An unusual virus outbreak has damaged about 20% of Israel’s watermelon growing areas, with the industry estimating losses in the millions of shekels. According to KANAT, the agricultural natural-damage insurance fund, more than 1,000 dunams of watermelon fields have already been approved for destruction, equal to roughly 10% of the country’s total watermelon acreage.
The sector is facing two severe blows at once, poor yields caused by weather damage and a sharp spread of a cucurbit virus that has few effective countermeasures. The trouble began in March, when heavy cloud cover and relatively cold conditions hurt pollination and caused a major drop in harvest volumes.

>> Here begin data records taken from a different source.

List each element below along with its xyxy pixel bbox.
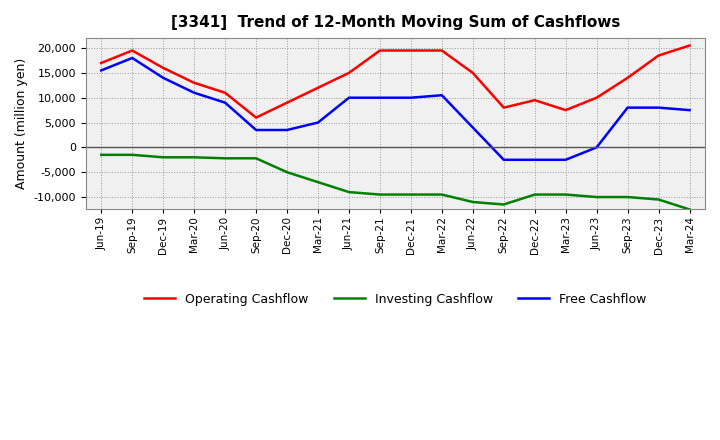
- Operating Cashflow: [252, 115, 261, 120]
- Investing Cashflow: [624, 194, 632, 200]
- Operating Cashflow: [407, 48, 415, 53]
- Investing Cashflow: [190, 155, 199, 160]
- Line: Operating Cashflow: Operating Cashflow: [102, 46, 690, 117]
- Free Cashflow: [593, 145, 601, 150]
- Operating Cashflow: [283, 100, 292, 105]
- Y-axis label: Amount (million yen): Amount (million yen): [15, 58, 28, 189]
- Operating Cashflow: [593, 95, 601, 100]
- Investing Cashflow: [283, 169, 292, 175]
- Investing Cashflow: [97, 152, 106, 158]
- Free Cashflow: [345, 95, 354, 100]
- Free Cashflow: [190, 90, 199, 95]
- Free Cashflow: [654, 105, 663, 110]
- Free Cashflow: [438, 92, 446, 98]
- Operating Cashflow: [469, 70, 477, 76]
- Free Cashflow: [685, 107, 694, 113]
- Free Cashflow: [252, 127, 261, 132]
- Free Cashflow: [376, 95, 384, 100]
- Legend: Operating Cashflow, Investing Cashflow, Free Cashflow: Operating Cashflow, Investing Cashflow, …: [139, 288, 652, 311]
- Operating Cashflow: [159, 65, 168, 70]
- Operating Cashflow: [685, 43, 694, 48]
- Investing Cashflow: [593, 194, 601, 200]
- Investing Cashflow: [314, 180, 323, 185]
- Operating Cashflow: [562, 107, 570, 113]
- Free Cashflow: [500, 157, 508, 162]
- Line: Free Cashflow: Free Cashflow: [102, 58, 690, 160]
- Investing Cashflow: [128, 152, 137, 158]
- Line: Investing Cashflow: Investing Cashflow: [102, 155, 690, 209]
- Operating Cashflow: [500, 105, 508, 110]
- Investing Cashflow: [685, 207, 694, 212]
- Free Cashflow: [624, 105, 632, 110]
- Operating Cashflow: [438, 48, 446, 53]
- Operating Cashflow: [624, 75, 632, 81]
- Operating Cashflow: [376, 48, 384, 53]
- Operating Cashflow: [221, 90, 230, 95]
- Investing Cashflow: [407, 192, 415, 197]
- Operating Cashflow: [314, 85, 323, 90]
- Free Cashflow: [407, 95, 415, 100]
- Free Cashflow: [283, 127, 292, 132]
- Operating Cashflow: [531, 98, 539, 103]
- Investing Cashflow: [221, 156, 230, 161]
- Investing Cashflow: [252, 156, 261, 161]
- Free Cashflow: [469, 125, 477, 130]
- Free Cashflow: [314, 120, 323, 125]
- Investing Cashflow: [469, 199, 477, 205]
- Investing Cashflow: [500, 202, 508, 207]
- Operating Cashflow: [654, 53, 663, 58]
- Investing Cashflow: [159, 155, 168, 160]
- Free Cashflow: [159, 75, 168, 81]
- Investing Cashflow: [376, 192, 384, 197]
- Investing Cashflow: [438, 192, 446, 197]
- Operating Cashflow: [190, 80, 199, 85]
- Investing Cashflow: [562, 192, 570, 197]
- Investing Cashflow: [654, 197, 663, 202]
- Investing Cashflow: [345, 190, 354, 195]
- Free Cashflow: [531, 157, 539, 162]
- Investing Cashflow: [531, 192, 539, 197]
- Operating Cashflow: [128, 48, 137, 53]
- Free Cashflow: [97, 68, 106, 73]
- Free Cashflow: [128, 55, 137, 61]
- Operating Cashflow: [97, 60, 106, 66]
- Operating Cashflow: [345, 70, 354, 76]
- Free Cashflow: [221, 100, 230, 105]
- Title: [3341]  Trend of 12-Month Moving Sum of Cashflows: [3341] Trend of 12-Month Moving Sum of C…: [171, 15, 620, 30]
- Free Cashflow: [562, 157, 570, 162]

The impact was strongest in the warmer areas that produce the first watermelons of the season, the northern Jordan Valley and the Beit She’an Valley, where May output was very low. At the same time, the virus spread unusually fast this year, at five to six times the normal annual rate, KANAT said, possibly because of climate conditions and the viruses’ growing resistance.
The virus does not harm the fruit’s safety, but it ruins texture and taste, making watermelons mealy and unsuitable for sale. The damage is now appearing in fields across the country, including the Jordan Valley, the Lower Galilee and the south, especially the Gaza border area. The marketing season runs from mid-April through August, and growers fear more losses may emerge later in the summer when additional fields reach harvest.